Giftgasangriffe werden wohl nicht bestraft

  31 Auqust 2016    Gelesen: 311
Giftgasangriffe werden wohl nicht bestraft
Eine Kommission der Vereinten Nationen ist sich sicher: Die syrische Armee und die Terrormiliz IS haben Chemiewaffen eingesetzt. Konsequenzen wird das aber anscheinend vorerst nicht haben. Russland erkennt den UN-Bericht nicht an.
Russland hat seinen Verbündeten Syrien im UN-Sicherheitsrat gegen den Vorwurf des Chemiewaffen-Einsatzes in Schutz genommen. Der russische UN-Botschafter Witali Tschurkin verweigerte dem Bericht einer UN-Kommission, der den Einsatz der international geächteten Waffen in Syrien als erwiesen ansieht, die Anerkennung.
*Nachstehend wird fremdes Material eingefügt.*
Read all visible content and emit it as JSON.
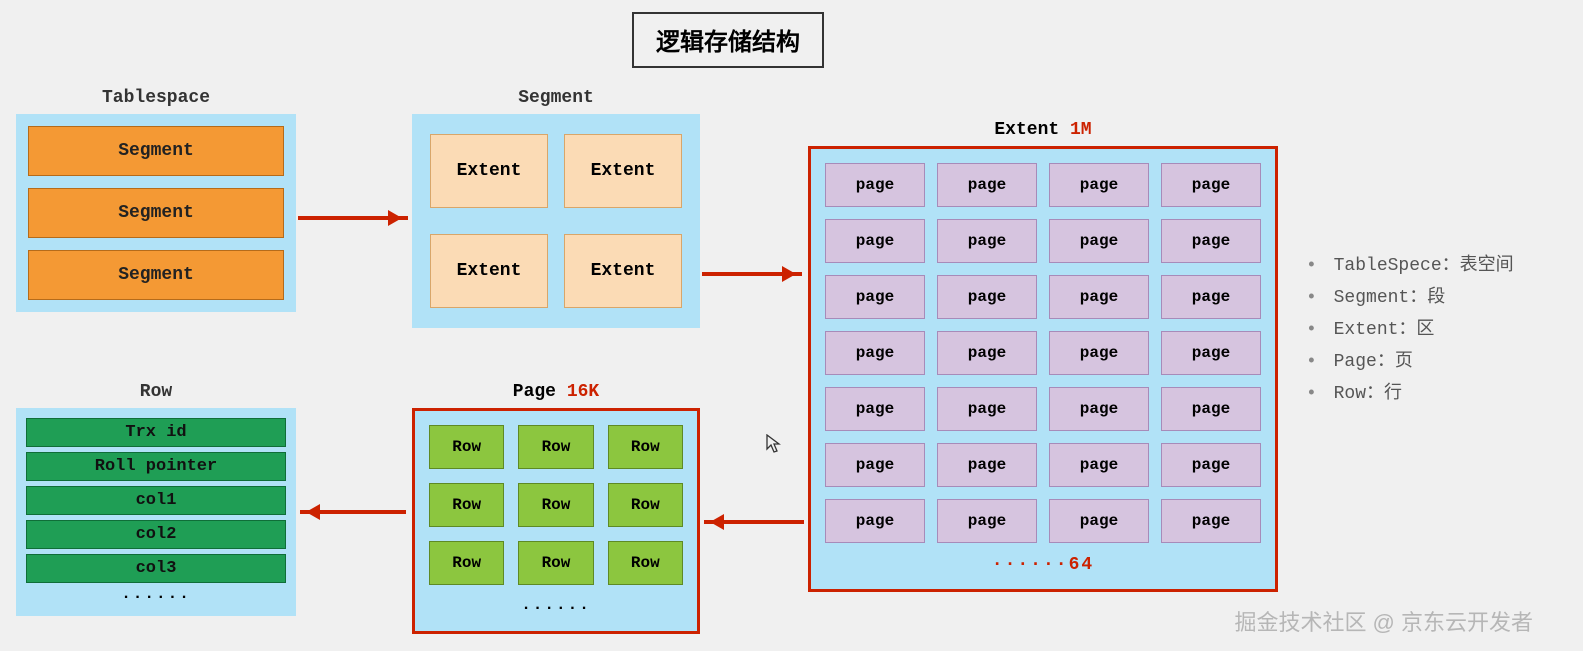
{
  "title": "逻辑存储结构",
  "tablespace": {
    "label": "Tablespace",
    "items": [
      "Segment",
      "Segment",
      "Segment"
    ]
  },
  "segment": {
    "label": "Segment",
    "items": [
      "Extent",
      "Extent",
      "Extent",
      "Extent"
    ]
  },
  "extent": {
    "label": "Extent",
    "size": "1M",
    "page_label": "page",
    "page_count_shown": 28,
    "ellipsis": "······64"
  },
  "page": {
    "label": "Page",
    "size": "16K",
    "row_label": "Row",
    "row_count_shown": 9,
    "ellipsis": "······"
  },
  "row": {
    "label": "Row",
    "fields": [
      "Trx id",
      "Roll pointer",
      "col1",
      "col2",
      "col3"
    ],
    "ellipsis": "······"
  },
  "legend": [
    "TableSpece：表空间",
    "Segment：段",
    "Extent：区",
    "Page：页",
    "Row：行"
  ],
  "watermark": "掘金技术社区 @ 京东云开发者"
}
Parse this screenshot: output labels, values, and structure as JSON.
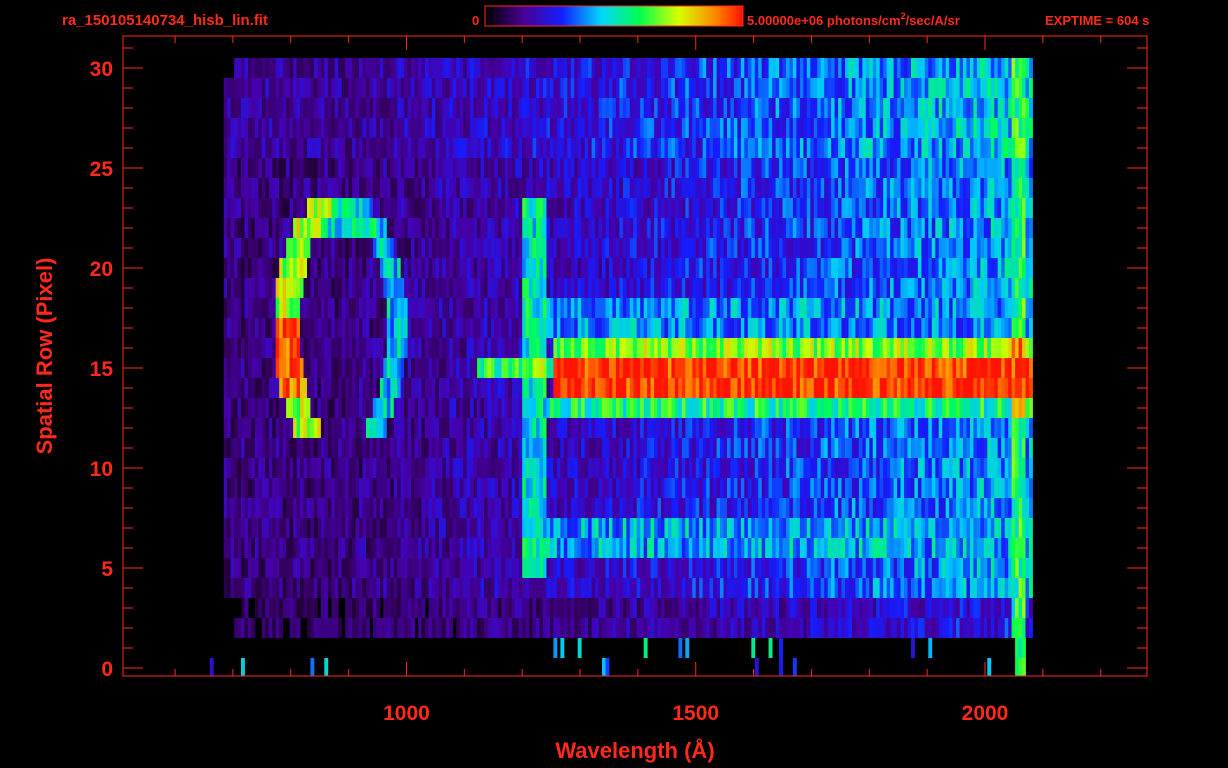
{
  "header": {
    "filename": "ra_150105140734_hisb_lin.fit",
    "colorbar_min": "0",
    "colorbar_max_prefix": "5.00000e+06 photons/cm",
    "colorbar_max_sup": "2",
    "colorbar_max_suffix": "/sec/A/sr",
    "exptime": "EXPTIME = 604 s"
  },
  "colors": {
    "axis": "#ff2a1a",
    "background": "#000000"
  },
  "chart_data": {
    "type": "heatmap",
    "title": "",
    "xlabel": "Wavelength (Å)",
    "ylabel": "Spatial Row (Pixel)",
    "xlim": [
      510,
      2280
    ],
    "ylim": [
      -0.4,
      31.6
    ],
    "x_ticks": [
      1000,
      1500,
      2000
    ],
    "x_tick_labels": [
      "1000",
      "1500",
      "2000"
    ],
    "y_ticks": [
      0,
      5,
      10,
      15,
      20,
      25,
      30
    ],
    "y_tick_labels": [
      "0",
      "5",
      "10",
      "15",
      "20",
      "25",
      "30"
    ],
    "colorbar": {
      "min": 0,
      "max": 5000000,
      "units": "photons/cm^2/sec/A/sr",
      "scale": "linear",
      "colormap": "rainbow"
    },
    "rows": [
      0,
      30
    ],
    "wavelength_range": [
      680,
      2080
    ],
    "features": [
      {
        "name": "Ly-alpha line",
        "wavelength": 1216,
        "rows": [
          5,
          24
        ],
        "level": 0.55
      },
      {
        "name": "arc feature",
        "wavelength_center": 900,
        "rows": [
          12,
          24
        ],
        "level": 0.6
      },
      {
        "name": "bright continuum",
        "wavelength": [
          1250,
          2060
        ],
        "rows": [
          14,
          16
        ],
        "level": 1.0
      },
      {
        "name": "secondary continuum",
        "wavelength": [
          1220,
          2060
        ],
        "rows": [
          6,
          8
        ],
        "level": 0.45
      },
      {
        "name": "red edge",
        "wavelength": 2060,
        "rows": [
          0,
          30
        ],
        "level": 0.7
      }
    ]
  }
}
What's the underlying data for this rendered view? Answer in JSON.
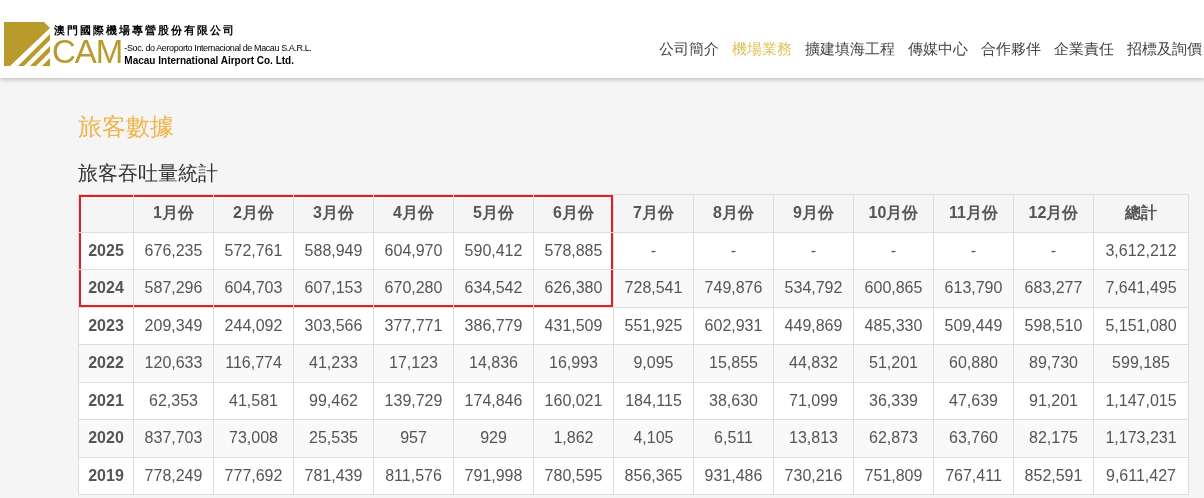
{
  "logo": {
    "chinese_name": "澳門國際機場專營股份有限公司",
    "letters": "CAM",
    "portuguese_name": "-Soc. do Aeroporto Internacional de Macau S.A.R.L.",
    "english_name": "Macau International Airport Co. Ltd."
  },
  "nav": [
    {
      "label": "公司簡介",
      "selected": false
    },
    {
      "label": "機場業務",
      "selected": true
    },
    {
      "label": "擴建填海工程",
      "selected": false
    },
    {
      "label": "傳媒中心",
      "selected": false
    },
    {
      "label": "合作夥伴",
      "selected": false
    },
    {
      "label": "企業責任",
      "selected": false
    },
    {
      "label": "招標及詢價",
      "selected": false
    }
  ],
  "page_title": "旅客數據",
  "section_title": "旅客吞吐量統計",
  "table": {
    "columns": [
      {
        "label": "1月份",
        "highlighted": true
      },
      {
        "label": "2月份",
        "highlighted": true
      },
      {
        "label": "3月份",
        "highlighted": true
      },
      {
        "label": "4月份",
        "highlighted": true
      },
      {
        "label": "5月份",
        "highlighted": true
      },
      {
        "label": "6月份",
        "highlighted": true
      },
      {
        "label": "7月份",
        "highlighted": false
      },
      {
        "label": "8月份",
        "highlighted": false
      },
      {
        "label": "9月份",
        "highlighted": false
      },
      {
        "label": "10月份",
        "highlighted": false
      },
      {
        "label": "11月份",
        "highlighted": false
      },
      {
        "label": "12月份",
        "highlighted": false
      },
      {
        "label": "總計",
        "highlighted": false
      }
    ],
    "rows": [
      {
        "year": "2025",
        "highlighted": true,
        "cells": [
          "676,235",
          "572,761",
          "588,949",
          "604,970",
          "590,412",
          "578,885",
          "-",
          "-",
          "-",
          "-",
          "-",
          "-",
          "3,612,212"
        ]
      },
      {
        "year": "2024",
        "highlighted": true,
        "cells": [
          "587,296",
          "604,703",
          "607,153",
          "670,280",
          "634,542",
          "626,380",
          "728,541",
          "749,876",
          "534,792",
          "600,865",
          "613,790",
          "683,277",
          "7,641,495"
        ]
      },
      {
        "year": "2023",
        "highlighted": false,
        "cells": [
          "209,349",
          "244,092",
          "303,566",
          "377,771",
          "386,779",
          "431,509",
          "551,925",
          "602,931",
          "449,869",
          "485,330",
          "509,449",
          "598,510",
          "5,151,080"
        ]
      },
      {
        "year": "2022",
        "highlighted": false,
        "cells": [
          "120,633",
          "116,774",
          "41,233",
          "17,123",
          "14,836",
          "16,993",
          "9,095",
          "15,855",
          "44,832",
          "51,201",
          "60,880",
          "89,730",
          "599,185"
        ]
      },
      {
        "year": "2021",
        "highlighted": false,
        "cells": [
          "62,353",
          "41,581",
          "99,462",
          "139,729",
          "174,846",
          "160,021",
          "184,115",
          "38,630",
          "71,099",
          "36,339",
          "47,639",
          "91,201",
          "1,147,015"
        ]
      },
      {
        "year": "2020",
        "highlighted": false,
        "cells": [
          "837,703",
          "73,008",
          "25,535",
          "957",
          "929",
          "1,862",
          "4,105",
          "6,511",
          "13,813",
          "62,873",
          "63,760",
          "82,175",
          "1,173,231"
        ]
      },
      {
        "year": "2019",
        "highlighted": false,
        "cells": [
          "778,249",
          "777,692",
          "781,439",
          "811,576",
          "791,998",
          "780,595",
          "856,365",
          "931,486",
          "730,216",
          "751,809",
          "767,411",
          "852,591",
          "9,611,427"
        ]
      }
    ]
  }
}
Nach einer Sitzung des Rats wies er die Forderungen der USA und anderer Länder nach Strafmaßnahmen zurück.

"In dem Bericht wird niemand genannt, gegen den Sanktionen verhängt werden könnten", sagte Tschurkin in New York. "Er enthält keine Namen, keine Details, keine Fingerabdrücke." Zwar sei es "höchst wahrscheinlich", dass das Giftgas Chlorin eingesetzt worden sei, sagte der Diplomat. Nach russischer Lesart sei aber keineswegs geklärt, wer dafür verantwortlich war. Seine Regierung sehe "eine Menge offener Fragen", sagte Tschurkin.

Bericht: Auch IS verübte Giftgasangriff

Großbritannien und Frankreich betrachten die Schuld der syrischen Regierung am Einsatz der Giftgas-Waffen hingegen als erwiesen. Sie forderten in der Sitzung des Sicherheitsrates Strafmaßnahmen gegen die Verantwortlichen. Die Botschafter Matthew Rycroft aus Großbritannien und François Delattre aus Frankreich warfen der syrischen Führung unter Präsident Baschar al-Assad "Kriegsverbrechen" vor. Der Sicherheitsrat, zu deren fünf ständigen Mitgliedern Frankreich und Großbritannien gehören, müsse sich zu einem "Existenzkampf" gegen Massenvernichtungswaffen vereinen, sagte Delattre. Auch Deutschland und die USA hatten nach Bekanntwerden des Berichts vergangene Woche Konsequenzen gefordert. Allerdings dürften Sanktionen gegen Syrien wie bereits in der Vergangenheit am Veto Russlands scheitern.

Eine UN-Untersuchungskommission hatte in der vergangenen Woche ihre Befunde zum Einsatz chemischer Waffen in Syrien in neun Fällen vorgelegt. In zwei Fällen in den Dörfern Talmenes und Sarmin habe dies eindeutig der syrischen Armee zugeordnet werden können, in einem weiteren Fall dem IS. Die giftigen Substanzen seien aus Hubschraubern der syrischen Luftwaffe auf die Dörfer abgeworfen worden.

Syrien sieht keine Beweise

Syriens UN-Botschafter Baschar Dschaafari sprach den Befunden die Glaubwürdigkeit ab. Es gebe keine "materiellen Beweise" für die Vorwürfe gegen die Regierungstruppen, sagte er in New York. Die Ergebnisse der Untersuchung beruhten auf "den Aussagen von Zeugen, die von bewaffneten terroristischen Gruppen" gestellt worden seien.

Russland ist militärischer und politischer Verbündeter der Assad-Regierung in Damaskus. Seine Stellung als Vetomacht im Sicherheitsrat hatte es mehrfach genutzt, um Verurteilungen und Sanktionen von Syrien abzuwenden.

Die Menschenrechtsgruppierung Human Righs Watch kritisierte das russische Vorgehen scharf. Moskau behindere den Sicherheitsrat und blockiere die Weitergabe des Falles an den Internationalen Strafgerichtshof in Den Haag, kritisierte der UN-Experte der Organisation, Louis Charbonneau. "Der Sicherheitsrat vermindert seine eigene Bedeutung, wenn er sich nicht klar gegen den erwiesenen Einsatz von Chemiewaffen durch die syrische Regierung stellt."

Unter massivem internationalen Druck war Syrien 2013 der Chemiewaffenkonvention beigetreten. Assad hatte sich verpflichtet, sämtliche Chemiewaffen zu zerstören. Die Dschihadistenmiliz IS benutzte nach Erkenntnissen der UN-Experten am 21. August 2015 im Ort Marea nahe Aleppo das hochgiftige Senfgas. In sechs untersuchten Fällen von Chemiewaffeneinsatz konnten die UN-Experten die Urheberschaft nicht eindeutig klären.